A tall gray-haired corporate-executive type, Beth thought, and almost giggled when her estimate was verified.
“Why, Paul” the governor said, “I’ll agree with you. Miss Shirley, Paul Norris—Paul Norris.” And with no change in tone, “Outrageous is the proper word, Paul. Do you have any suggestions?”
“By God, somebody ought to be able to do something.”
The governor nodded. “I quite agree.” His smile brightened. “And there you have your answer, Paul. The Army has arrived.” He pointed to two helicopters banking into position to circle the building.
They seemed so free, Beth thought, close but distant, impossibly removed from this—this confinement.
The governor’s hand tightened on hers. “There’s our diversion,” he said quietly. “Now we can slip back to headquarters.”
Senator Peters moved to intercept them. “I’ll stay out here, Bent. If you want me for anything—” He left it unfinished, offer clear and without limit. “My role,” he said then, “unlike yours. You’re the commander, the administrator, the organizer. My place is outside the chain of command”—he paused—“which is the way I like it.”
“You seem,” the governor said, “a little less unhappy with the human race than you were, Jake.”
The senator looked around the great room. Slowly he nodded. “They’re behaving very well. So far.”
And so, Beth thought as they walked on, the senator felt too that foretaste of disaster. We’re like something out of a Tolstoy novel, she thought: the gala ball before the disastrous battle—how ridiculous.
“Maybe,” the governor said. (Had she, then, spoken aloud?) “And maybe not,” he added. “We have built an entire civilization on the stiff-upper-lip principle. Others have different ways. Personally, I’ve never found breast-beating and hair-tearing and teeth-gnashing very attractive, have you?” He smiled down at her. “Rhetorical question. I know you haven’t. Defeat—”
“Have you known defeat, Bent?” I want to know all about him, everything.
“Many times,” the governor said. “In politics as in sports, you win some and you lose some. It doesn’t make losing any easier, just a little more familiar.”
Grover Frazee had a dark-brown drink beside him in the office. He said, “You spoke to the populace, Bent? You told them the unpleasant facts and you placed the blame squarely where it belongs?” The drink had had its effect.
“Where does it belong, Grover?” The governor perched on a corner of the desk. “That is a point I’d like cleared up.”
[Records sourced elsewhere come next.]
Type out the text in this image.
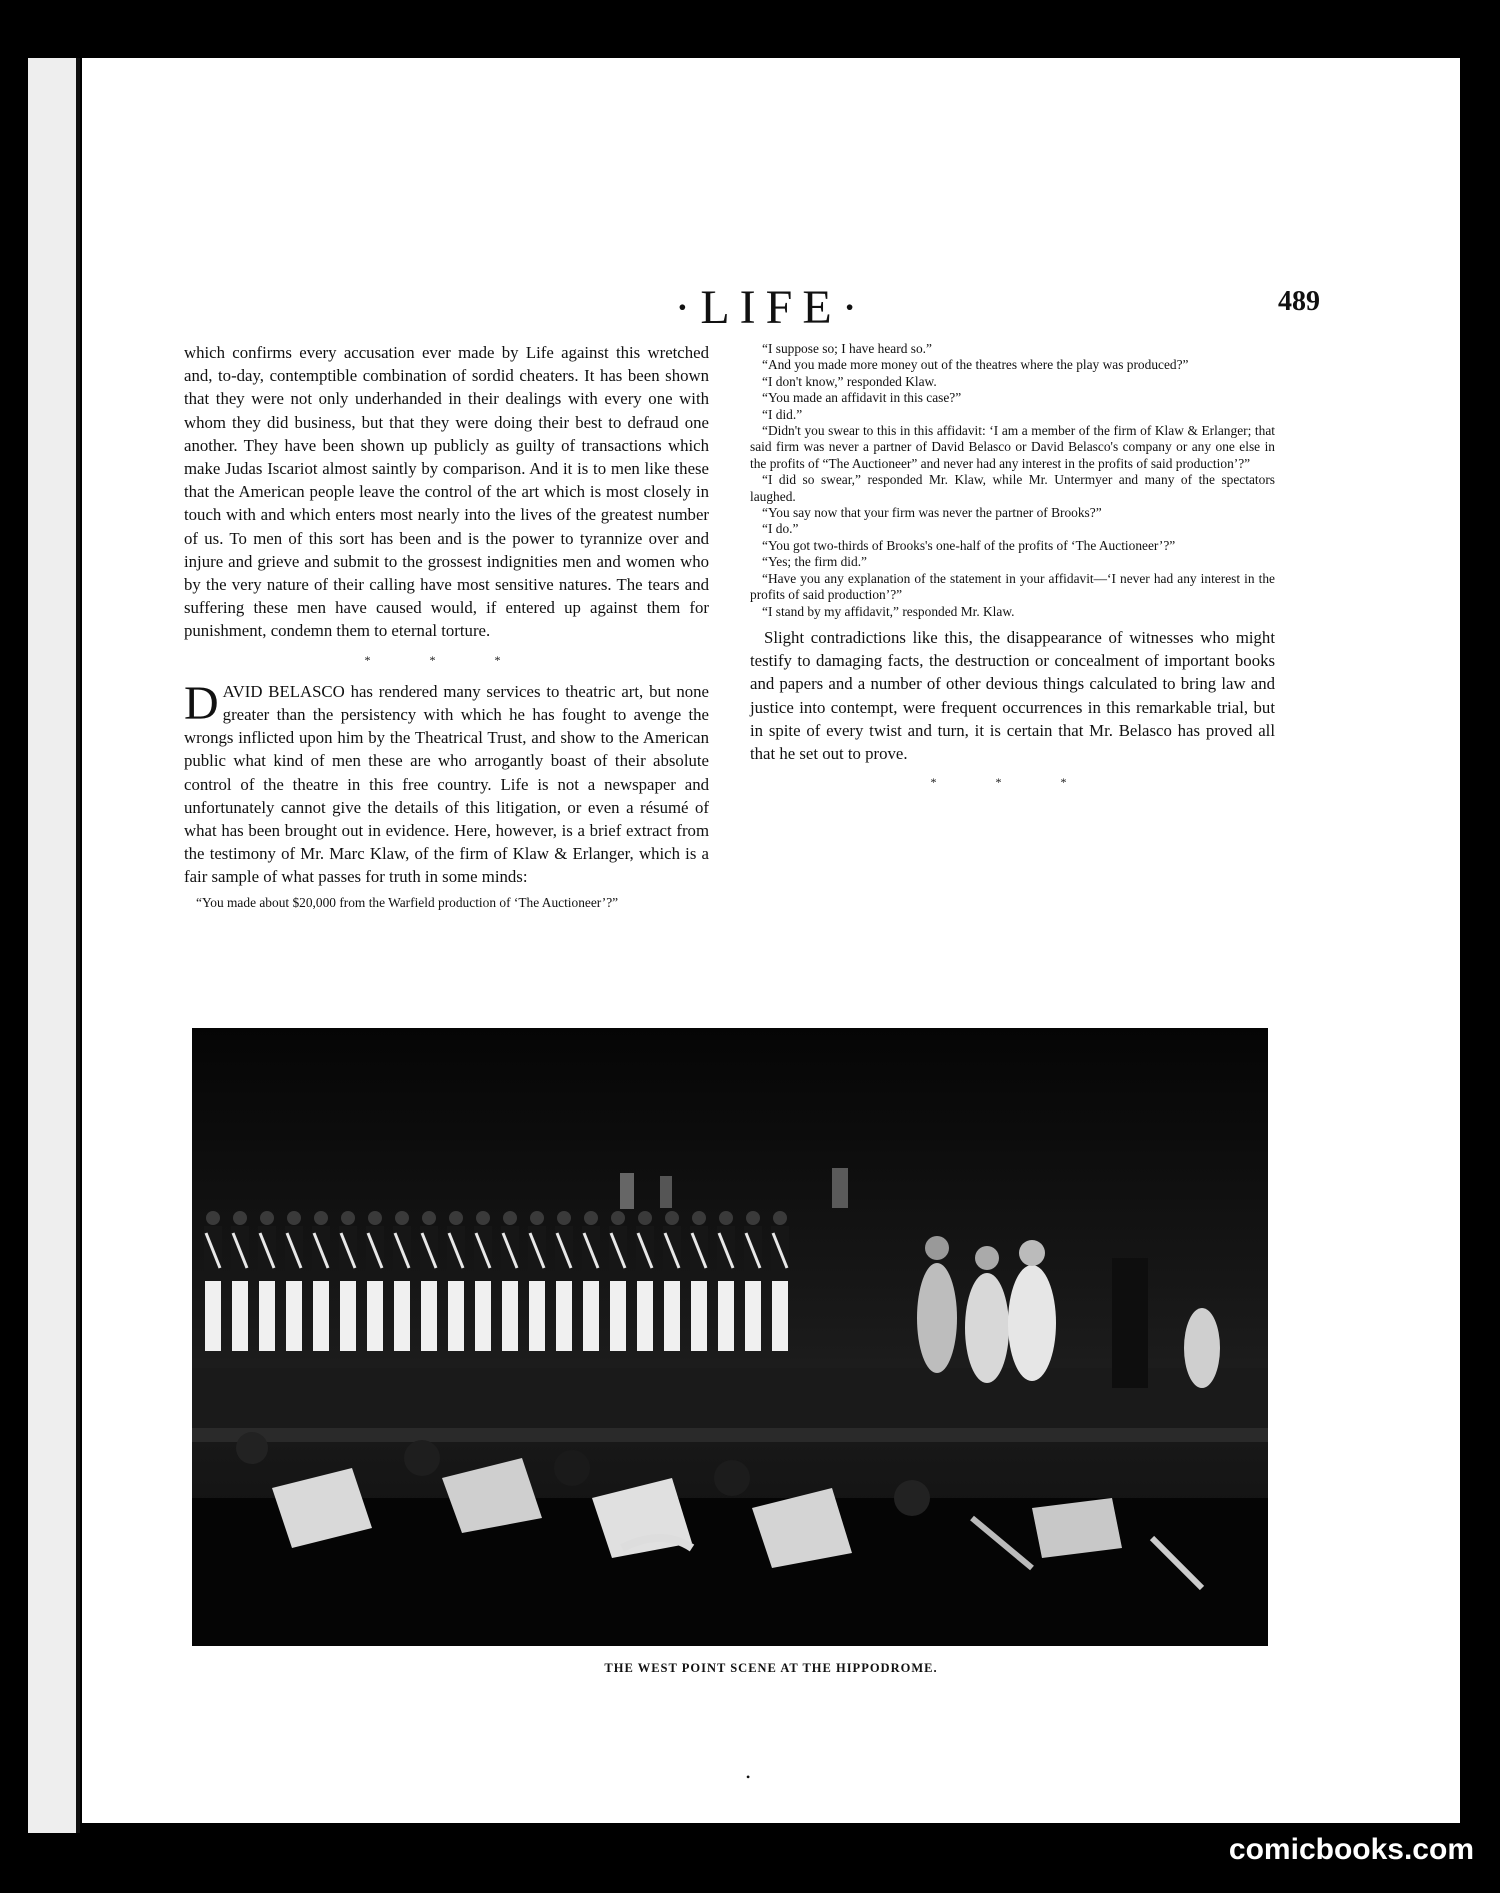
·LIFE·	489

which confirms every accusation ever made by Life against this wretched and, to-day, contemptible combination of sordid cheaters. It has been shown that they were not only underhanded in their dealings with every one with whom they did business, but that they were doing their best to defraud one another. They have been shown up publicly as guilty of transactions which make Judas Iscariot almost saintly by comparison. And it is to men like these that the American people leave the control of the art which is most closely in touch with and which enters most nearly into the lives of the greatest number of us. To men of this sort has been and is the power to tyrannize over and injure and grieve and submit to the grossest indignities men and women who by the very nature of their calling have most sensitive natures. The tears and suffering these men have caused would, if entered up against them for punishment, condemn them to eternal torture.

* * *

D AVID BELASCO has rendered many services to theatric art, but none greater than the persistency with which he has fought to avenge the wrongs inflicted upon him by the Theatrical Trust, and show to the American public what kind of men these are who arrogantly boast of their absolute control of the theatre in this free country. Life is not a newspaper and unfortunately cannot give the details of this litigation, or even a résumé of what has been brought out in evidence. Here, however, is a brief extract from the testimony of Mr. Marc Klaw, of the firm of Klaw & Erlanger, which is a fair sample of what passes for truth in some minds:

“You made about $20,000 from the Warfield production of ‘The Auctioneer’?”

“I suppose so; I have heard so.”

“And you made more money out of the theatres where the play was produced?”

“I don't know,” responded Klaw.

“You made an affidavit in this case?”

“I did.”

“Didn't you swear to this in this affidavit: ‘I am a member of the firm of Klaw & Erlanger; that said firm was never a partner of David Belasco or David Belasco's company or any one else in the profits of “The Auctioneer” and never had any interest in the profits of said production’?”

“I did so swear,” responded Mr. Klaw, while Mr. Untermyer and many of the spectators laughed.

“You say now that your firm was never the partner of Brooks?”

“I do.”

“You got two-thirds of Brooks's one-half of the profits of ‘The Auctioneer’?”

“Yes; the firm did.”

“Have you any explanation of the statement in your affidavit—‘I never had any interest in the profits of said production’?”

“I stand by my affidavit,” responded Mr. Klaw.

Slight contradictions like this, the disappearance of witnesses who might testify to damaging facts, the destruction or concealment of important books and papers and a number of other devious things calculated to bring law and justice into contempt, were frequent occurrences in this remarkable trial, but in spite of every twist and turn, it is certain that Mr. Belasco has proved all that he set out to prove.

* * *
THE WEST POINT SCENE AT THE HIPPODROME.
•
comicbooks.com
Frazee waved one hand in a broad gesture of disclaimer. “Will Giddings came to my office with a cock-and-bull tale I didn’t begin to understand—”
“Not quite, Grover,” Ben Caldwell said. “You were lucid about it when you phoned me.” He turned to the governor. “There are change orders in existence authorizing certain deviations from the original design of the building’s electrical system. They came to light only today, and until now”—he gestured at the candles that were the only lighting in the room—“we had no idea whether the changes had actually been made or not. Now we have to assume that at least some of them were made.